IL MONSIGNORE E LA FAMIGLIA

Monsignor Nunzio Galantino è il segretario generale della CEI, la conferenza episcopale italiana: come dire, in un certo senso, che ne è il primo ministro. In questa veste è intervenuto al programma “In mezzora”, su RAI3, e sul tema delle unioni civili ha rilasciato a Lucia Annunziata dichiarazioni che rientrano negli schemi tipici degli ambienti conservatori, per non dire reazionari, cui purtroppo il clero italiano (e non solo) almeno ai suoi massimi vertici, evidentemente appartiene.

Immancabile, da parte sua, il riferimento all’articolo 29 della Costituzione.

È abbastanza bizzarro che tanti si ricordino di citare la Costituzione soltanto quando fa loro comodo, e con letture parziali. A mons. Galantino vorrei ricordare, per esempio, l’Art. 7, primo comma: “Lo Stato e la Chiesa cattolica sono, ciascuno nel proprio ordine, indipendenti e sovrani“. Non per cattiveria, ma perché sia lui che l’intero clero cattolico di questo articolo hanno tendenza a rimuovere forma e contenuto intervenendo spesso, a gamba tesa, sul contenuto delle leggi – esistenti o in fieri – della Repubblica Italiana.

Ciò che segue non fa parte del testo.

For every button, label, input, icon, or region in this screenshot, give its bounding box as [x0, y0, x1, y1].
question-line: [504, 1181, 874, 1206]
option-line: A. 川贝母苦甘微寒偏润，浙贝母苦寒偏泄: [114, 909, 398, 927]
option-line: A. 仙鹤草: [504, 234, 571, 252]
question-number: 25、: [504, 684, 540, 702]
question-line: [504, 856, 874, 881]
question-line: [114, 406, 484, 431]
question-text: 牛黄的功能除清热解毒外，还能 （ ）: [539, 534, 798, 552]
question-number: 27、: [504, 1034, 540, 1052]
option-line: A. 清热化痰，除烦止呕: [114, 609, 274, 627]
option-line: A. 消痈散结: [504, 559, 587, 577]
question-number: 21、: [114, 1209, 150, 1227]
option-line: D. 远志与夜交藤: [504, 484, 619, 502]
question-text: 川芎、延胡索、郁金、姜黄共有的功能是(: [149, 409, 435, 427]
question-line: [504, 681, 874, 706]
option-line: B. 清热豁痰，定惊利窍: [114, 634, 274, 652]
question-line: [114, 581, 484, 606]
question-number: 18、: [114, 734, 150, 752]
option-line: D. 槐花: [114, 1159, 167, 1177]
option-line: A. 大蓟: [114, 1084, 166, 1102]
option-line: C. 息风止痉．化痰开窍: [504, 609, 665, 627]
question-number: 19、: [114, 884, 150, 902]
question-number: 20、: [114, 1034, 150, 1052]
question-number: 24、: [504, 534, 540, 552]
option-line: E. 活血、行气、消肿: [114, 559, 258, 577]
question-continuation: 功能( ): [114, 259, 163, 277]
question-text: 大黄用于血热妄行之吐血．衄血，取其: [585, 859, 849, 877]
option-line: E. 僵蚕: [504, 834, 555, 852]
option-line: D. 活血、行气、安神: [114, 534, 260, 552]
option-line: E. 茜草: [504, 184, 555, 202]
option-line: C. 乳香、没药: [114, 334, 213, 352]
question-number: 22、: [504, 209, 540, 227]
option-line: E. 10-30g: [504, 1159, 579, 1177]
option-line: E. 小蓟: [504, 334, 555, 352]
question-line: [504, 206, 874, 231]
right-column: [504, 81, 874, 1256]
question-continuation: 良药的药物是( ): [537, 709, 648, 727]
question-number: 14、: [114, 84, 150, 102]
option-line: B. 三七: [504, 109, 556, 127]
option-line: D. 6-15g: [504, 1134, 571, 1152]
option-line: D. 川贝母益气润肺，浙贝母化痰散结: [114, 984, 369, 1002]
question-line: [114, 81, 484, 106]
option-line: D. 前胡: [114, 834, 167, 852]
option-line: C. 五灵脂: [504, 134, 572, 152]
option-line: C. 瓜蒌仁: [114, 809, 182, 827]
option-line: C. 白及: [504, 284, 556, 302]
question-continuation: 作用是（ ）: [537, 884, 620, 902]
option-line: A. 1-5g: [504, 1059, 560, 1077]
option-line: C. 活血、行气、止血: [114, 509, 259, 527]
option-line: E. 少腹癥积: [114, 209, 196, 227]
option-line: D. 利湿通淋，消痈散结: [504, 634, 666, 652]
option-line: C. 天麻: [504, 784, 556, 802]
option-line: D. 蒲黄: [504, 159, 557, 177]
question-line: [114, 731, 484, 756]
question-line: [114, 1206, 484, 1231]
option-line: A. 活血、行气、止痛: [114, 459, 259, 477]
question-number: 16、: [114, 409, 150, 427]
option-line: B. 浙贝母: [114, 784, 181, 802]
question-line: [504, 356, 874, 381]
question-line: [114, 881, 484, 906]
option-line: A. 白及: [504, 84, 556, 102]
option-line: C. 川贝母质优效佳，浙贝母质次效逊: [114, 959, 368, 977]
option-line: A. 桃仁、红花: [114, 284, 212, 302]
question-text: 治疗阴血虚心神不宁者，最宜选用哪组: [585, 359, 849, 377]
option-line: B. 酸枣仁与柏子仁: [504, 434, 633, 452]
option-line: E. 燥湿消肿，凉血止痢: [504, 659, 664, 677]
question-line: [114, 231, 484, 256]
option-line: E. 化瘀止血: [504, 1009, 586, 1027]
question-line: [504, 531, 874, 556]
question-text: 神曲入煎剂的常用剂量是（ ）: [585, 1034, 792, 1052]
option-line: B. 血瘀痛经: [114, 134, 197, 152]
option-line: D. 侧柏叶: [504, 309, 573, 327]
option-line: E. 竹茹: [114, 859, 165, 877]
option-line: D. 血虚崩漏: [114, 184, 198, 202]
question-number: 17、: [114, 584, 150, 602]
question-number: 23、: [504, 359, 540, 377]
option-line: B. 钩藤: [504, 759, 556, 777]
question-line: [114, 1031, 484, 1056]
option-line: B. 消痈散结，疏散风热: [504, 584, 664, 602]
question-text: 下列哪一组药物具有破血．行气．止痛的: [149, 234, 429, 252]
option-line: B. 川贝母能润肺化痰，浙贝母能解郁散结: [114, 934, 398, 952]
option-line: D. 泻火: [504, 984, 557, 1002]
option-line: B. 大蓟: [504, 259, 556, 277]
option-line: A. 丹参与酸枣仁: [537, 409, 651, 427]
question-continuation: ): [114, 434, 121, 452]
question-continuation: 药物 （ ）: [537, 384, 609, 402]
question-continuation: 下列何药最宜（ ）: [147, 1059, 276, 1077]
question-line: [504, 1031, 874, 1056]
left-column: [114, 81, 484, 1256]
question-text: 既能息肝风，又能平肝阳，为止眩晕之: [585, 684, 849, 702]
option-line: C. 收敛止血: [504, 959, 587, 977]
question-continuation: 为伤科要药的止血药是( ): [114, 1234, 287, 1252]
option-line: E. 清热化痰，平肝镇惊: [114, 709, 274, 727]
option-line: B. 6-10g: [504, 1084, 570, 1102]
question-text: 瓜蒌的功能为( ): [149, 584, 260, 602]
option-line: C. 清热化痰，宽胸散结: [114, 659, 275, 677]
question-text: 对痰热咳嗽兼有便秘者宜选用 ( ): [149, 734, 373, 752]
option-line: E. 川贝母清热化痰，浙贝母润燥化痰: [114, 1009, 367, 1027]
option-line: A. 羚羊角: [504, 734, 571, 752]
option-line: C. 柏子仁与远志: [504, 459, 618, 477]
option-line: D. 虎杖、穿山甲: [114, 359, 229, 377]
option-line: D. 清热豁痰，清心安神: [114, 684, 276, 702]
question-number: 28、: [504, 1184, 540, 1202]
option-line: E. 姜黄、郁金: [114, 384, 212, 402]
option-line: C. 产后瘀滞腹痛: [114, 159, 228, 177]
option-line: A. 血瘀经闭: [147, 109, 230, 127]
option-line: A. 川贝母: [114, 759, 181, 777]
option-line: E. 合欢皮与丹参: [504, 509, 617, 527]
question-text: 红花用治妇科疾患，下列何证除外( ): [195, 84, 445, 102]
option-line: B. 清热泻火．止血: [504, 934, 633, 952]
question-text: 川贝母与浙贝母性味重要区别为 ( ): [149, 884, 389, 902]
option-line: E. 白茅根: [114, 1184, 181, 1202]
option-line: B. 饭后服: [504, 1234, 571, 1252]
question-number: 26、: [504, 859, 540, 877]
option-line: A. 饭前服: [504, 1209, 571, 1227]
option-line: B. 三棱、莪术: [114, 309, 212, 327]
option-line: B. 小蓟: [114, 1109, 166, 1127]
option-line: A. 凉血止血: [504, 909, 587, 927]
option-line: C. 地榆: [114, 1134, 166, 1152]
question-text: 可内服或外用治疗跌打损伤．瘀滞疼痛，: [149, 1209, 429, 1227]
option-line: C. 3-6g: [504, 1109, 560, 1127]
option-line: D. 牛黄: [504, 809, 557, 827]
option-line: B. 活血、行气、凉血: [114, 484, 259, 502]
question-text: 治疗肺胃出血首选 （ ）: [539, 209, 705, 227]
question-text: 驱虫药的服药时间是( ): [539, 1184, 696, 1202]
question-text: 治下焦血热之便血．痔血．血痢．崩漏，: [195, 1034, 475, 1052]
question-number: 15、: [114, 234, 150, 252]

L’art. 29, quello che sta a cuore a monsignor Galantino, recita: “La Repubblica riconosce i diritti della famiglia come società naturale fondata sul matrimonio. Il matrimonio è ordinato sull’eguaglianza morale e giuridica dei coniugi, con i limiti stabiliti dalla legge a garanzia dell’unità familiare.

Toh! la Costituzione parla di matrimonio ma non precisa che i coniugi devono essere di sesso diverso! Sarà per questo, forse, che al monsignore ed ai suoi colleghi e seguaci l’idea che degli omosessuali possano sposarsi fa venire l’orticaria? Il monsignore auspica l’attuazione dell’Art. 29, ma su questo punto qualunque coppia omosessuale sarebbe d’accordo: “Lasciate che ci sposiamo” direbbe “e ci faremo in quattro per tenere unita la nostra famiglia”.

È evidente che in realtà Galantino ritiene che si possa parlare di famiglia solo se ci sono un marito e una moglie (di sessi ovviamente opposti) e dei figli. Se ne deduce che a suo parere non solo le coppie omosessuali: anche le coppie etero conviventi, stando alla sua visione, non sono famiglia perché non sono sposate, che abbiano figli o meno; né lo sono quelle sterili che di figli non possono averne (lui da Lucia Annunziata non l’ha detto, ma per lui non sono famiglia neanche le coppie etero – non importa se sposate o no e se con o senza figli – se uno o entrambi i coniugi sono reduci da un divorzio o se hanno preferito sposarsi solo col rito civile).

Ma è un’altra sua affermazione a suscitare la mia curiosità. Eccola: “Chiedo – dice il monsignore – che la politica non sia strabica. Non si può pensare a un governo che sta investendo tantissime energie per queste forme di unioni particolari e di fatto sta mettendo all’angolo la famiglia tradizionale che deve essere un pilastro della società”.

Sono certamente d’accordo sull’idea che le famiglie abbiano bisogno di un maggiore sostegno anche perché, diversamente dal monsignore, ho una personale e quarantennale esperienza dei problemi che le assillano e so di cosa sto parlando. Ma perché, secondo lui, riconoscere dei diritti a qualcuno limiterebbe i diritti di qualcun altro? Non riesco proprio a capire perché riconoscendo a Luca e Mario, o a Giulia e Roberta, il diritto di sposarsi, o almeno di essere riconosciuti titolari di diritti in quanto coppie, si limiterebbero i diritti di Giuseppe e Maria che appartengono al novero delle famiglie cosiddette “tradizionali”.

Giuseppe e Maria debbono certamente essere tutelati, e con loro i figli che avranno; ma vorrei tanto che Galantino si mettesse in testa che tutelare lA coppie di Luca e Mario e quella di Giulia e Roberta non nuoce in nessun modo ai diritti di Giuseppe e Maria.

Se ne faccia una ragione, monsignore: non è la politica, almeno in questo caso, ad essere strabica. È piuttosto lei, non me ne voglia, che si dimostra miope, oltre che spietato.

E incapace di riconoscere l’’amore, al di là dell’’angustia del suo campo visivo.